Batt insulation is one of the oldest ways to insulate an attic. This insulation comes in the form of large rolled sheets, which are cut down to size and installed between the structural elements in your attic. Batts have the advantage of being economical, widely available, and relatively easy to work with. For this reason, many homeowners choose to install batt insulation on their own.
The most significant drawback of batt insulation is that it is difficult to install it in a manner completely free of gaps of cracks. This difficulty is exacerbated by the presence of electrical boxes, framing, and exhaust fans that make measuring and placing batt insulation even more difficult. As a result, batt insulation will tend to allow a much greater proportion of energy to leak out.
Blow-in insulation seeks to address the shortcomings of batt insulation by offering a different approach. Here the insulation does not come in the form of woven sheets, but in smaller discrete particles. These are blown into place using a special air gun--a method that takes mere minutes to complete. The end result is a layer of insulation that easily fills in all gaps and cracks, leaving nowhere for energy to escape.

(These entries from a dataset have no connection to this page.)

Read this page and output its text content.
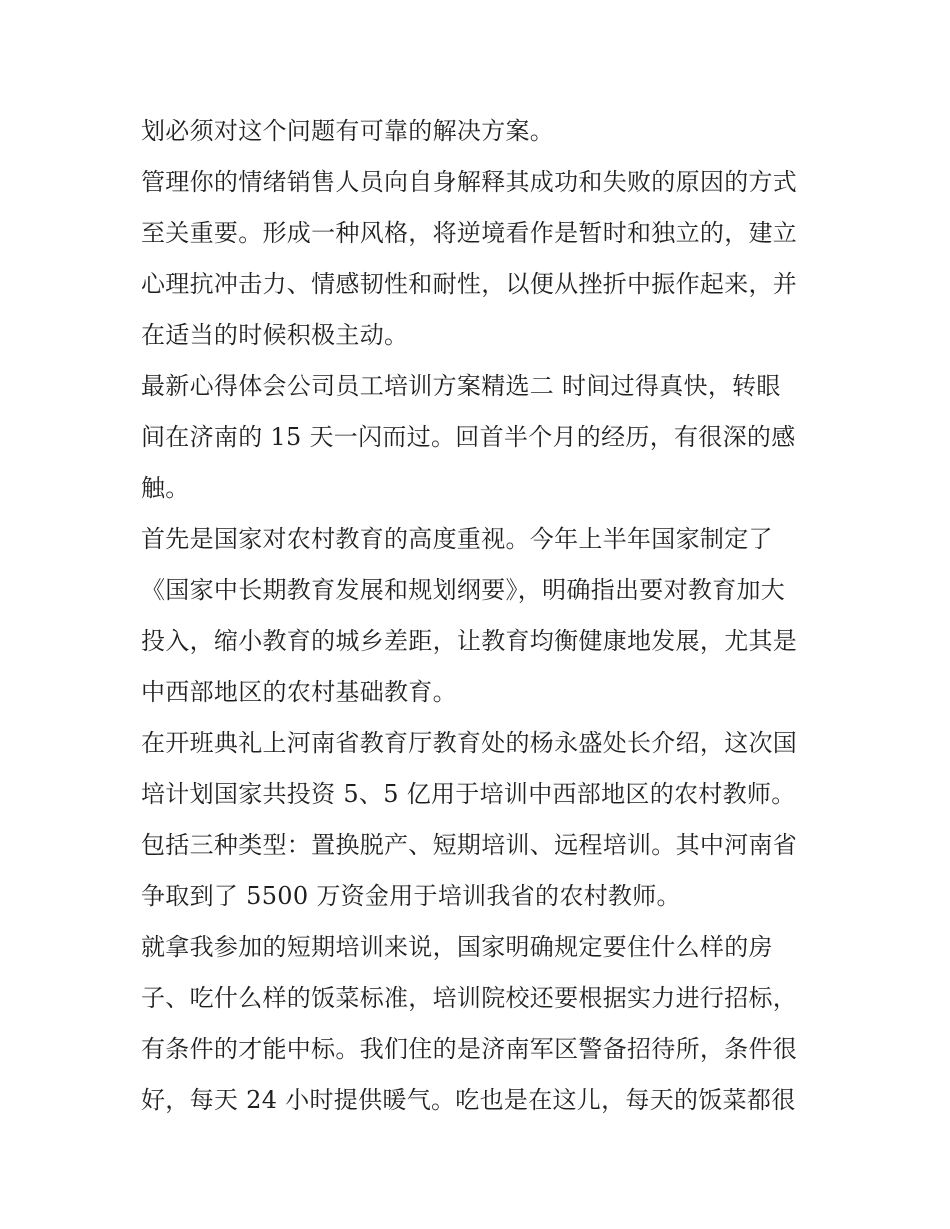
划必须对这个问题有可靠的解决方案。
管理你的情绪销售人员向自身解释其成功和失败的原因的方式
至关重要。形成一种风格，将逆境看作是暂时和独立的，建立
心理抗冲击力、情感韧性和耐性，以便从挫折中振作起来，并
在适当的时候积极主动。
最新心得体会公司员工培训方案精选二 时间过得真快，转眼
间在济南的 15 天一闪而过。回首半个月的经历，有很深的感
触。
首先是国家对农村教育的高度重视。今年上半年国家制定了
《国家中长期教育发展和规划纲要》，明确指出要对教育加大
投入，缩小教育的城乡差距，让教育均衡健康地发展，尤其是
中西部地区的农村基础教育。
在开班典礼上河南省教育厅教育处的杨永盛处长介绍，这次国
培计划国家共投资 5、5 亿用于培训中西部地区的农村教师。
包括三种类型：置换脱产、短期培训、远程培训。其中河南省
争取到了 5500 万资金用于培训我省的农村教师。
就拿我参加的短期培训来说，国家明确规定要住什么样的房
子、吃什么样的饭菜标准，培训院校还要根据实力进行招标，
有条件的才能中标。我们住的是济南军区警备招待所，条件很
好，每天 24 小时提供暖气。吃也是在这儿，每天的饭菜都很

Blow-in insulation tends to carry a higher price tag than does batt insulation. The colder the region where you live, the more insulation you will need to buy to achieve a given R-value. Not only that, but it also requires that you rent the special air gun necessary for installation. Those who are not familiar with the process may need to hire a contractor to install the insulation, thus driving the costs up even more.
Spray Foam Insulation
Spray foam is comparable to blow-in insulation in terms of the insulating protection that it can bring to your home. That said, it differs in one key regard. You see, spray foam doesn't have to be installed along the attic floor as blow-in insulation does. Instead, you can insulate the roofline. This will raise your home's building envelope, thus ensuring that any HVAC ducts in your attic will enjoy the energy-conserving benefits of an insulated space.